Rating: 3.5 out of 5 stars
Stars: Winona Ryder, Catherine O'Hara, Martin Short
Director: Tim Burton
Starring a cast of stop-motion puppets with wiry limbs, bulbous eyes and death's-head grins, Tim Burton's reworking of his own short film from 1984 may not be far off his usual artistic beat, but it's still his most assured achievement since Sweeney Todd in 2007.
As often with Burton, the story contains an element of symbolic autobiography. Young Victor Frankenstein, voiced by Charlie Tahan, is a scientific genius and something of a misfit.
Sparky the dog, from Tim Burton's Frankenweenie.
His only friend is his dog, Sparky - and when Sparky is hit by a car, Victor refuses to accept the death as final.
Through no fault of his own, Victor's experiments in corpse revival lead to horrific consequences, allowing Burton to prove that his trademark mock-Gothic images, with their exaggerations of depth and scale, are perfectly suited to 3D. In his way, Burton resists the conventions of Hollywood animation as boldly as Wes Anderson did in Fantastic Mr Fox. Many artistic decisions seem deliberately anti-commercial, from the use of black and white to the realistic close-ups of cat excrement.

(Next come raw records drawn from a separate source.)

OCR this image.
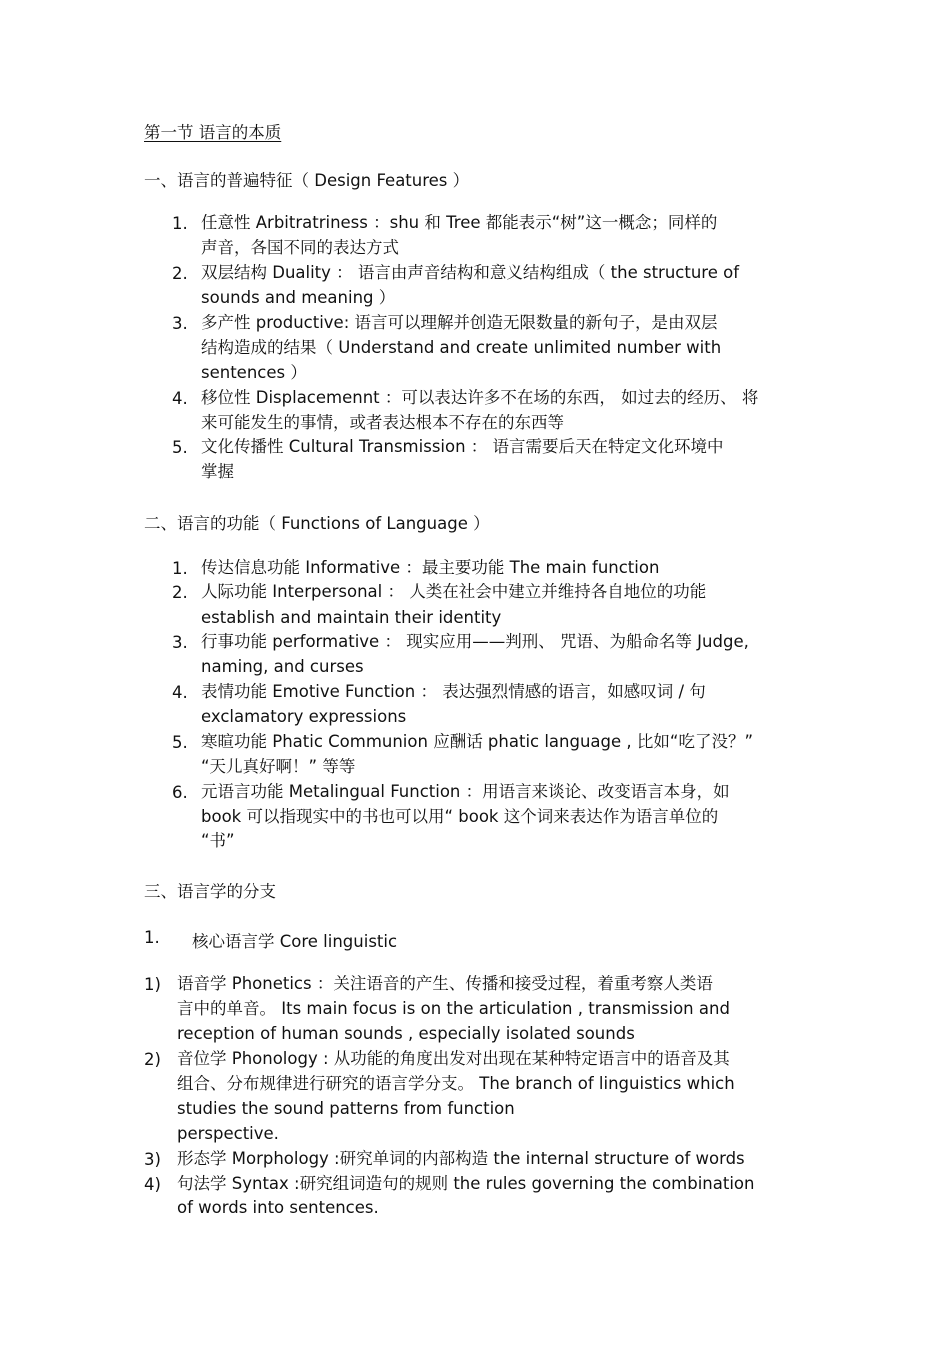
第一节 语言的本质
一、语言的普遍特征（ Design Features ）
1. 任意性 Arbitratriness ：shu 和 Tree 都能表示“树”这一概念；同样的
声音，各国不同的表达方式
2. 双层结构 Duality ： 语言由声音结构和意义结构组成（ the structure of
sounds and meaning ）
3. 多产性 productive: 语言可以理解并创造无限数量的新句子，是由双层
结构造成的结果（ Understand and create unlimited number with
sentences ）
4. 移位性 Displacemennt ：可以表达许多不在场的东西， 如过去的经历、 将
来可能发生的事情，或者表达根本不存在的东西等
5. 文化传播性 Cultural Transmission ： 语言需要后天在特定文化环境中
掌握
二、语言的功能（ Functions of Language ）
1. 传达信息功能 Informative ：最主要功能 The main function
2. 人际功能 Interpersonal ： 人类在社会中建立并维持各自地位的功能
establish and maintain their identity
3. 行事功能 performative ： 现实应用——判刑、 咒语、为船命名等 Judge,
naming, and curses
4. 表情功能 Emotive Function ： 表达强烈情感的语言，如感叹词 / 句
exclamatory expressions
5. 寒暄功能 Phatic Communion 应酬话 phatic language , 比如“吃了没？”
“天儿真好啊！” 等等
6. 元语言功能 Metalingual Function ：用语言来谈论、改变语言本身，如
book 可以指现实中的书也可以用“ book 这个词来表达作为语言单位的
“书”
三、语言学的分支
1. 核心语言学 Core linguistic
1) 语音学 Phonetics ：关注语音的产生、传播和接受过程，着重考察人类语
言中的单音。 Its main focus is on the articulation , transmission and
reception of human sounds , especially isolated sounds
2) 音位学 Phonology : 从功能的角度出发对出现在某种特定语言中的语音及其
组合、分布规律进行研究的语言学分支。 The branch of linguistics which
studies the sound patterns from function
perspective.
3) 形态学 Morphology :研究单词的内部构造 the internal structure of words
4) 句法学 Syntax :研究组词造句的规则 the rules governing the combination
of words into sentences.
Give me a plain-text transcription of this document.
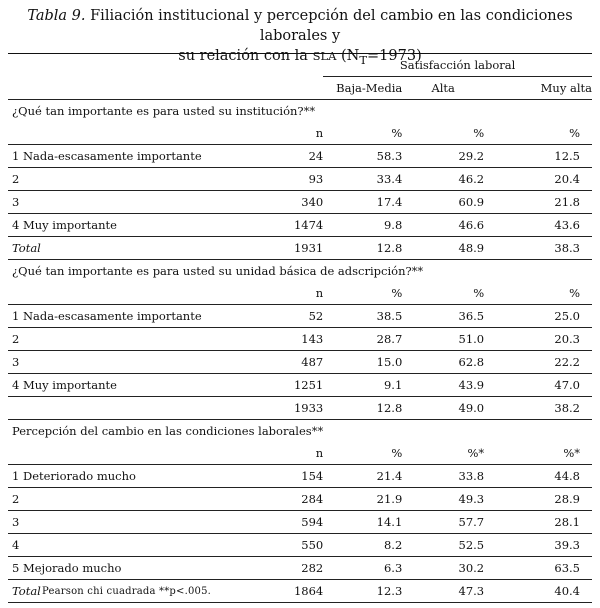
Tabla 9. Filiación institucional y percepción del cambio en las condiciones laborales y
su relación con la SLA $(N_T=1973)$
		Satisfacción laboral		
		Baja-Media	Alta	Muy alta
¿Qué tan importante es para usted su institución?**				
	n	%	%	%
1 Nada-escasamente importante	24	58.3	29.2	12.5
2	93	33.4	46.2	20.4
3	340	17.4	60.9	21.8
4 Muy importante	1474	9.8	46.6	43.6
Total	1931	12.8	48.9	38.3
¿Qué tan importante es para usted su unidad básica de adscripción?**				
	n	%	%	%
1 Nada-escasamente importante	52	38.5	36.5	25.0
2	143	28.7	51.0	20.3
3	487	15.0	62.8	22.2
4 Muy importante	1251	9.1	43.9	47.0
	1933	12.8	49.0	38.2
Percepción del cambio en las condiciones laborales**				
	n	%	%*	%*
1 Deteriorado mucho	154	21.4	33.8	44.8
2	284	21.9	49.3	28.9
3	594	14.1	57.7	28.1
4	550	8.2	52.5	39.3
5 Mejorado mucho	282	6.3	30.2	63.5
Total	1864	12.3	47.3	40.4
Pearson chi cuadrada **p<.005.
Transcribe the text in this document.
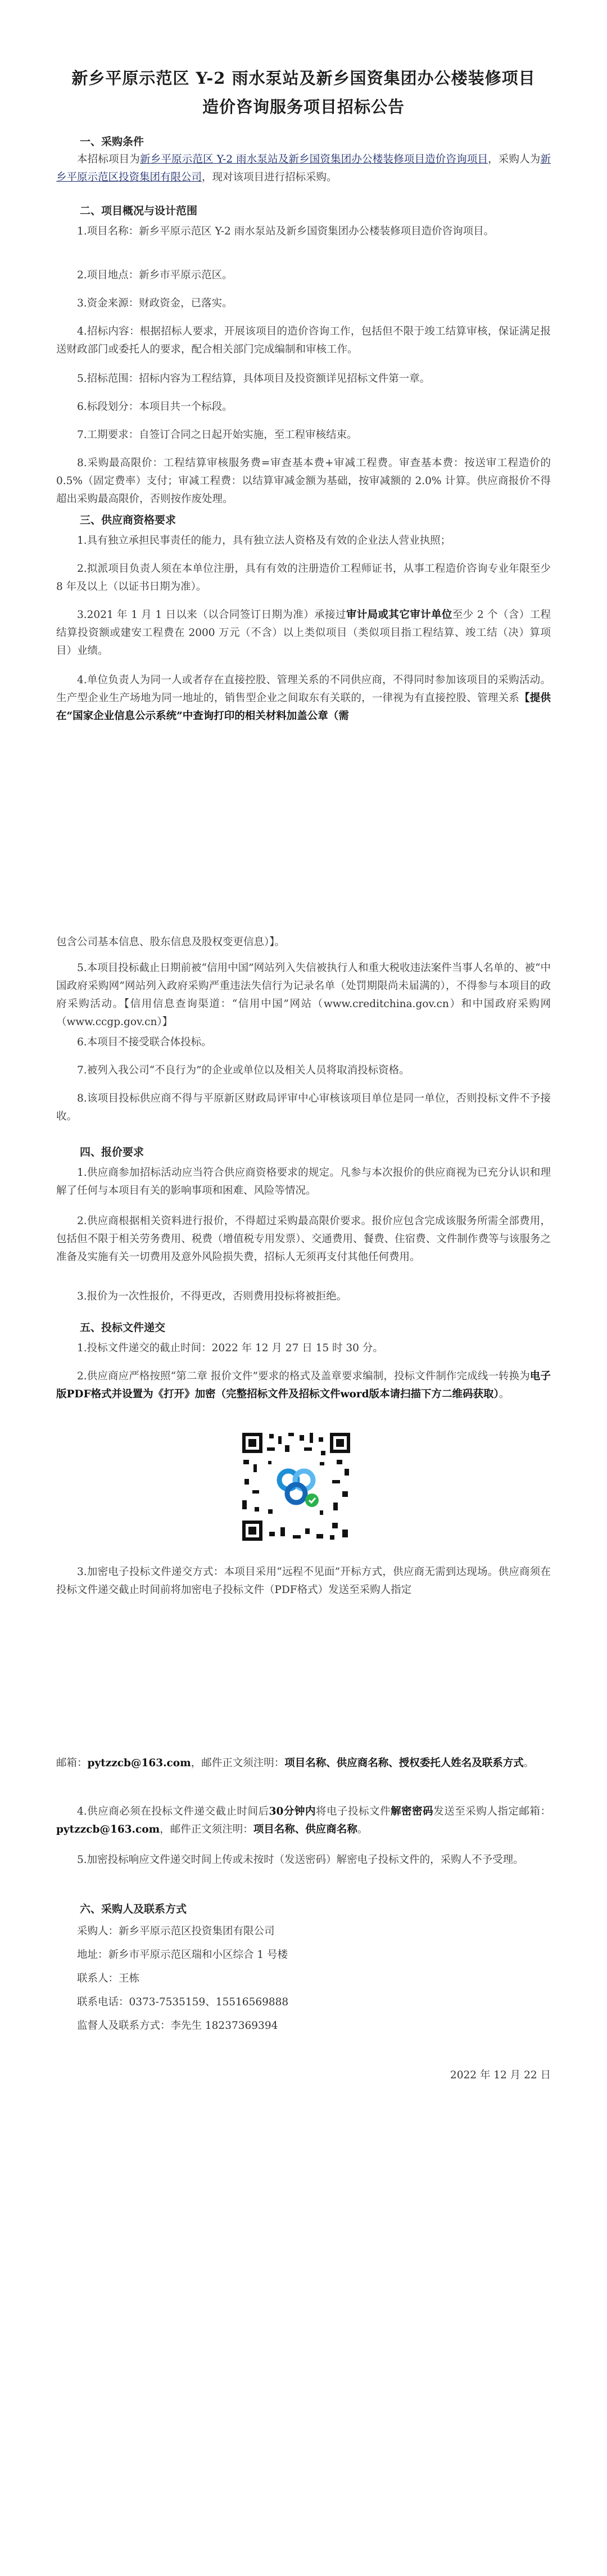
新乡平原示范区 Y-2 雨水泵站及新乡国资集团办公楼装修项目
造价咨询服务项目招标公告
一、采购条件
本招标项目为新乡平原示范区 Y-2 雨水泵站及新乡国资集团办公楼装修项目造价咨询项目，采购人为新乡平原示范区投资集团有限公司，现对该项目进行招标采购。
二、项目概况与设计范围
1.项目名称：新乡平原示范区 Y-2 雨水泵站及新乡国资集团办公楼装修项目造价咨询项目。
2.项目地点：新乡市平原示范区。
3.资金来源：财政资金，已落实。
4.招标内容：根据招标人要求，开展该项目的造价咨询工作，包括但不限于竣工结算审核，保证满足报送财政部门或委托人的要求，配合相关部门完成编制和审核工作。
5.招标范围：招标内容为工程结算，具体项目及投资额详见招标文件第一章。
6.标段划分：本项目共一个标段。
7.工期要求：自签订合同之日起开始实施，至工程审核结束。
8.采购最高限价：工程结算审核服务费=审查基本费+审减工程费。审查基本费：按送审工程造价的 0.5%（固定费率）支付；审减工程费：以结算审减金额为基础，按审减额的 2.0% 计算。供应商报价不得超出采购最高限价，否则按作废处理。
三、供应商资格要求
1.具有独立承担民事责任的能力，具有独立法人资格及有效的企业法人营业执照；
2.拟派项目负责人须在本单位注册，具有有效的注册造价工程师证书，从事工程造价咨询专业年限至少 8 年及以上（以证书日期为准）。
3.2021 年 1 月 1 日以来（以合同签订日期为准）承接过审计局或其它审计单位至少 2 个（含）工程结算投资额或建安工程费在 2000 万元（不含）以上类似项目（类似项目指工程结算、竣工结（决）算项目）业绩。
4.单位负责人为同一人或者存在直接控股、管理关系的不同供应商，不得同时参加该项目的采购活动。生产型企业生产场地为同一地址的，销售型企业之间取东有关联的，一律视为有直接控股、管理关系【提供在“国家企业信息公示系统”中查询打印的相关材料加盖公章（需
包含公司基本信息、股东信息及股权变更信息）】。
5.本项目投标截止日期前被“信用中国”网站列入失信被执行人和重大税收违法案件当事人名单的、被“中国政府采购网”网站列入政府采购严重违法失信行为记录名单（处罚期限尚未届满的），不得参与本项目的政府采购活动。【信用信息查询渠道：“信用中国”网站（www.creditchina.gov.cn）和中国政府采购网（www.ccgp.gov.cn）】
6.本项目不接受联合体投标。
7.被列入我公司“不良行为”的企业或单位以及相关人员将取消投标资格。
8.该项目投标供应商不得与平原新区财政局评审中心审核该项目单位是同一单位，否则投标文件不予接收。
四、报价要求
1.供应商参加招标活动应当符合供应商资格要求的规定。凡参与本次报价的供应商视为已充分认识和理解了任何与本项目有关的影响事项和困难、风险等情况。
2.供应商根据相关资料进行报价，不得超过采购最高限价要求。报价应包含完成该服务所需全部费用，包括但不限于相关劳务费用、税费（增值税专用发票）、交通费用、餐费、住宿费、文件制作费等与该服务之准备及实施有关一切费用及意外风险损失费，招标人无须再支付其他任何费用。
3.报价为一次性报价，不得更改，否则费用投标将被拒绝。
五、投标文件递交
1.投标文件递交的截止时间：2022 年 12 月 27 日 15 时 30 分。
2.供应商应严格按照“第二章 报价文件”要求的格式及盖章要求编制，投标文件制作完成线一转换为电子版PDF格式并设置为《打开》加密（完整招标文件及招标文件word版本请扫描下方二维码获取）。
3.加密电子投标文件递交方式：本项目采用“远程不见面”开标方式，供应商无需到达现场。供应商须在投标文件递交截止时间前将加密电子投标文件（PDF格式）发送至采购人指定
邮箱：pytzzcb@163.com，邮件正文须注明：项目名称、供应商名称、授权委托人姓名及联系方式。
4.供应商必须在投标文件递交截止时间后30分钟内将电子投标文件解密密码发送至采购人指定邮箱：pytzzcb@163.com，邮件正文须注明：项目名称、供应商名称。
5.加密投标响应文件递交时间上传或未按时（发送密码）解密电子投标文件的，采购人不予受理。
六、采购人及联系方式
采购人：新乡平原示范区投资集团有限公司
地址：新乡市平原示范区瑞和小区综合 1 号楼
联系人：王栋
联系电话：0373-7535159、15516569888
监督人及联系方式：李先生 18237369394
2022 年 12 月 22 日
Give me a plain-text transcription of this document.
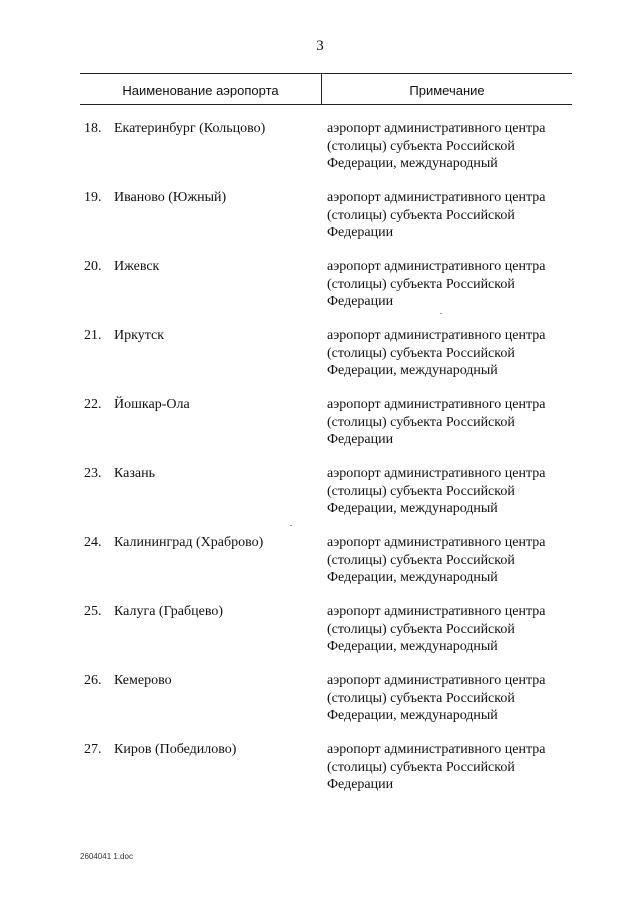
3
Наименование аэропорта	Примечание
18. Екатеринбург (Кольцово)	аэропорт административного центра
(столицы) субъекта Российской
Федерации, международный
19. Иваново (Южный)	аэропорт административного центра
(столицы) субъекта Российской
Федерации
20. Ижевск	аэропорт административного центра
(столицы) субъекта Российской
Федерации
21. Иркутск	аэропорт административного центра
(столицы) субъекта Российской
Федерации, международный
22. Йошкар-Ола	аэропорт административного центра
(столицы) субъекта Российской
Федерации
23. Казань	аэропорт административного центра
(столицы) субъекта Российской
Федерации, международный
24. Калининград (Храброво)	аэропорт административного центра
(столицы) субъекта Российской
Федерации, международный
25. Калуга (Грабцево)	аэропорт административного центра
(столицы) субъекта Российской
Федерации, международный
26. Кемерово	аэропорт административного центра
(столицы) субъекта Российской
Федерации, международный
27. Киров (Победилово)	аэропорт административного центра
(столицы) субъекта Российской
Федерации
2604041 1.doc
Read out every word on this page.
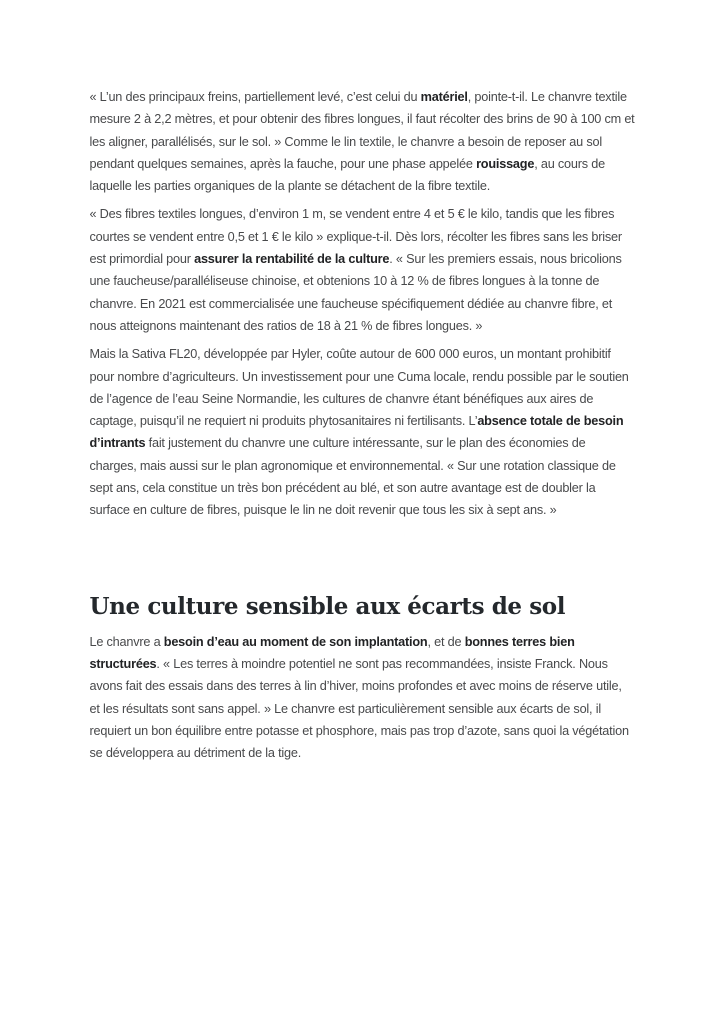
« L’un des principaux freins, partiellement levé, c’est celui du matériel, pointe-t-il. Le chanvre textile mesure 2 à 2,2 mètres, et pour obtenir des fibres longues, il faut récolter des brins de 90 à 100 cm et les aligner, parallélisés, sur le sol. » Comme le lin textile, le chanvre a besoin de reposer au sol pendant quelques semaines, après la fauche, pour une phase appelée rouissage, au cours de laquelle les parties organiques de la plante se détachent de la fibre textile.

« Des fibres textiles longues, d’environ 1 m, se vendent entre 4 et 5 € le kilo, tandis que les fibres courtes se vendent entre 0,5 et 1 € le kilo » explique-t-il. Dès lors, récolter les fibres sans les briser est primordial pour assurer la rentabilité de la culture. « Sur les premiers essais, nous bricolions une faucheuse/paralléliseuse chinoise, et obtenions 10 à 12 % de fibres longues à la tonne de chanvre. En 2021 est commercialisée une faucheuse spécifiquement dédiée au chanvre fibre, et nous atteignons maintenant des ratios de 18 à 21 % de fibres longues. »

Mais la Sativa FL20, développée par Hyler, coûte autour de 600 000 euros, un montant prohibitif pour nombre d’agriculteurs. Un investissement pour une Cuma locale, rendu possible par le soutien de l’agence de l’eau Seine Normandie, les cultures de chanvre étant bénéfiques aux aires de captage, puisqu’il ne requiert ni produits phytosanitaires ni fertilisants. L’absence totale de besoin d’intrants fait justement du chanvre une culture intéressante, sur le plan des économies de charges, mais aussi sur le plan agronomique et environnemental. « Sur une rotation classique de sept ans, cela constitue un très bon précédent au blé, et son autre avantage est de doubler la surface en culture de fibres, puisque le lin ne doit revenir que tous les six à sept ans. »

Une culture sensible aux écarts de sol

Le chanvre a besoin d’eau au moment de son implantation, et de bonnes terres bien structurées. « Les terres à moindre potentiel ne sont pas recommandées, insiste Franck. Nous avons fait des essais dans des terres à lin d’hiver, moins profondes et avec moins de réserve utile, et les résultats sont sans appel. » Le chanvre est particulièrement sensible aux écarts de sol, il requiert un bon équilibre entre potasse et phosphore, mais pas trop d’azote, sans quoi la végétation se développera au détriment de la tige.
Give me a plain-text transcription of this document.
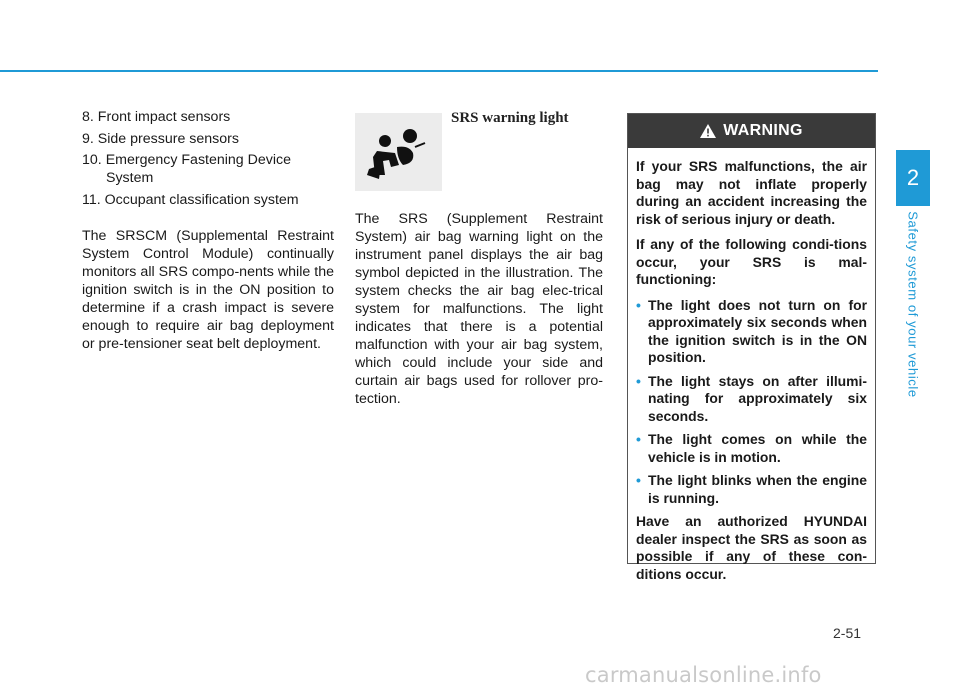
8. Front impact sensors
9. Side pressure sensors
10. Emergency Fastening Device
System
11. Occupant classification system

The SRSCM (Supplemental Restraint System Control Module) continually monitors all SRS compo-nents while the ignition switch is in the ON position to determine if a crash impact is severe enough to require air bag deployment or pre-tensioner seat belt deployment.

SRS warning light

The SRS (Supplement Restraint System) air bag warning light on the instrument panel displays the air bag symbol depicted in the illustration. The system checks the air bag elec-trical system for malfunctions. The light indicates that there is a potential malfunction with your air bag system, which could include your side and curtain air bags used for rollover pro-tection.

WARNING

If your SRS malfunctions, the air bag may not inflate properly during an accident increasing the risk of serious injury or death.

If any of the following condi-tions occur, your SRS is mal-functioning:

• The light does not turn on for approximately six seconds when the ignition switch is in the ON position.
• The light stays on after illumi-nating for approximately six seconds.
• The light comes on while the vehicle is in motion.
• The light blinks when the engine is running.

Have an authorized HYUNDAI dealer inspect the SRS as soon as possible if any of these con-ditions occur.

2
Safety system of your vehicle
2-51
carmanualsonline.info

Some children will be scared or distressed by the film's warped vision of everyday life.
Each of Victor's classmates resembles some kind of monster - particularly the hunchbacked Edgar "E" Gore, excellently voiced by 14-year-old Atticus Shaffer, who currently appears on TV's The Middle.
Yet this turns out to be one of Burton's most humanist films.
The script by John August defends the intellectual right to non-conformity while suggesting that science, like art, should be driven not just by curiosity but by compassion.
Ultimately, it's clear that Victor is the most sensible person in town, and that Burton's morbid humour comes from a serious place: a child not yet accustomed to the idea of death might well wonder how adults can think of anything else.